HOW HE WALKED THROUGH A VALLEY
In 2015, things changed. Pastor Tsui left Grace Community Church following some issues that surfaced in the church.
“Things had gone very well when I was in Grace Community Church,” he admitted. “That was the period of time when God showed me His power and grace. But after I left in 2015 and started Arise Church in 2016, I started experiencing difficulties.”
Arise Church was started with just 10 people. “We were carrying a lot of hurts at that time. I never thought I’d leave Grace, I wanted to serve God there till the day I died. So, I struggled for a long time, and asked myself, ‘Should we really start a church?’”
Before he founded Arise Church, two other churches approached him to join them as a full-time minister. One of these was the fastest-growing church in Hong Kong at that time. “If I had wanted a comfortable life, I should have gone to a big church,” the pastor said honestly. “To start a church, we needed a venue. The rental in Hong Kong is super expensive and we couldn’t afford it.”
On top of that, he had to think about what it meant for his family financially. “And I’ve been serving God full-time for 18 years,” he said “I wanted to rest. But then, I felt like I needed to do this.”
The challenges came in many forms. Finances were tight both at home and in church. Emotionally, he had to deal with the hurts of leaving his members back in his former church.
“The people we left behind at Grace felt that we had abandoned and betrayed them,” he said. “But because we didn’t want it to affect the church when we left so we didn’t say anything. We didn’t explain ourselves.”
The greatest challenge Pastor Tsui faced was the nagging thought that the decision to start a church might have been a wrong one. For two years, he struggled with these uncertainties alone. On the outside, everything seems fine. Arise Church was growing; they were sending members to SOT every year. But in truth, there was no breakthrough in the spiritual atmosphere.
HOW HE EMERGED VICTORIOUS
The breakthrough came when the Holy Spirit spoke to Pastor Tsui early this year.

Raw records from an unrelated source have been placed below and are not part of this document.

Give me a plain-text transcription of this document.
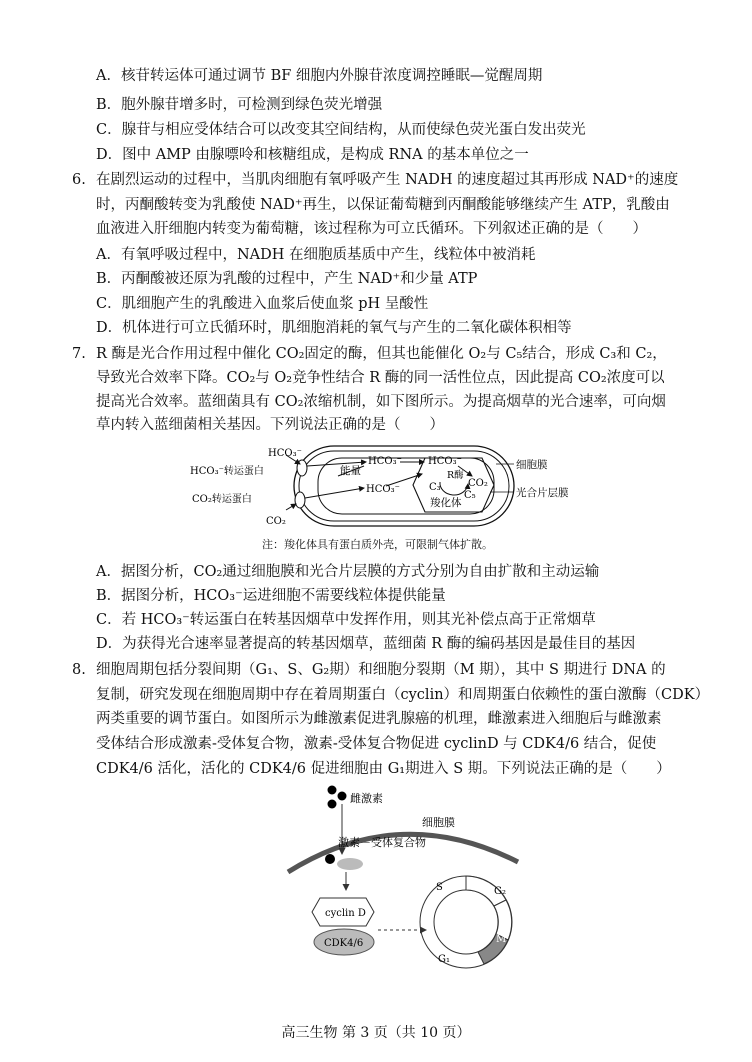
A．核苷转运体可通过调节 BF 细胞内外腺苷浓度调控睡眠—觉醒周期
B．胞外腺苷增多时，可检测到绿色荧光增强
C．腺苷与相应受体结合可以改变其空间结构，从而使绿色荧光蛋白发出荧光
D．图中 AMP 由腺嘌呤和核糖组成，是构成 RNA 的基本单位之一
6. 在剧烈运动的过程中，当肌肉细胞有氧呼吸产生 NADH 的速度超过其再形成 NAD⁺的速度
时，丙酮酸转变为乳酸使 NAD⁺再生，以保证葡萄糖到丙酮酸能够继续产生 ATP，乳酸由
血液进入肝细胞内转变为葡萄糖，该过程称为可立氏循环。下列叙述正确的是（　　）
A．有氧呼吸过程中，NADH 在细胞质基质中产生，线粒体中被消耗
B．丙酮酸被还原为乳酸的过程中，产生 NAD⁺和少量 ATP
C．肌细胞产生的乳酸进入血浆后使血浆 pH 呈酸性
D．机体进行可立氏循环时，肌细胞消耗的氧气与产生的二氧化碳体积相等
7. R 酶是光合作用过程中催化 CO₂固定的酶，但其也能催化 O₂与 C₅结合，形成 C₃和 C₂，
导致光合效率下降。CO₂与 O₂竞争性结合 R 酶的同一活性位点，因此提高 CO₂浓度可以
提高光合效率。蓝细菌具有 CO₂浓缩机制，如下图所示。为提高烟草的光合速率，可向烟
草内转入蓝细菌相关基因。下列说法正确的是（　　）
HCO₃⁻
HCO₃⁻转运蛋白
CO₂转运蛋白
CO₂
能量
HCO₃⁻
HCO₃⁻
HCO₃⁻
R酶
C₃	CO₂
C₅
羧化体
细胞膜
光合片层膜
注：羧化体具有蛋白质外壳，可限制气体扩散。
A．据图分析，CO₂通过细胞膜和光合片层膜的方式分别为自由扩散和主动运输
B．据图分析，HCO₃⁻运进细胞不需要线粒体提供能量
C．若 HCO₃⁻转运蛋白在转基因烟草中发挥作用，则其光补偿点高于正常烟草
D．为获得光合速率显著提高的转基因烟草，蓝细菌 R 酶的编码基因是最佳目的基因
8. 细胞周期包括分裂间期（G₁、S、G₂期）和细胞分裂期（M 期），其中 S 期进行 DNA 的
复制，研究发现在细胞周期中存在着周期蛋白（cyclin）和周期蛋白依赖性的蛋白激酶（CDK）
两类重要的调节蛋白。如图所示为雌激素促进乳腺癌的机理，雌激素进入细胞后与雌激素
受体结合形成激素-受体复合物，激素-受体复合物促进 cyclinD 与 CDK4/6 结合，促使
CDK4/6 活化，活化的 CDK4/6 促进细胞由 G₁期进入 S 期。下列说法正确的是（　　）
雌激素
细胞膜
激素－受体复合物
cyclin D
CDK4/6
S	G₂
M
G₁
高三生物 第 3 页（共 10 页）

“The Holy Spirit told me to open up to my members and tell them about my burden,” he recalled. “After sharing with them, the whole atmosphere changed. I told them I almost wanted to give up, but I told them that the Holy Spirit wants us to raise up again and all of us came together to pray,” he said.
“I feel that the change came because I was willing to be open to the members. In the past, when I was overseeing over a thousand people, I felt that I was above them and can’t share things with them honestly. So this is a milestone for me. Jesus told me, you are 40 years old; Moses also spent 40 years in the desert. If God didn’t bring Moses to the wilderness, he would still have been a prince. When I say ‘prince’, I mean he would have been egotistic. I’m like that too. I think God wanted me to bring me out to the wilderness, to go through a low season in my life, to tell me that I can’t continue that way. I need to be honest and open with my members or it would become a problem when the church grows.
“After that, Pastor Bobby told me that he wanted to anoint me as a senior pastor,” said Pastor Tsui. “All of these things happened at the same time.”
Pastor Tsui expressed his gratitude for Pastor Bobby, whom he says has never given up on them.
Arise Church has around 50 members today. Its congregation comprises young adults in their 20s, families and working adults.
“This was another challenge to me,” said Pastor Tsui. “When I first started the church, I thought I knew everything because I had been a pastor for so long. But over these two years, I came to realize I knew nothing: how to minister to adults and children, how to do administration—I knew nothing.”
Arise Church is planning to move to a venue nearer to the train station in the central area of Kwai Fung next year. “It looks impossible now but we’re all praying,”he said. “Hopefully, a miracle will happen.”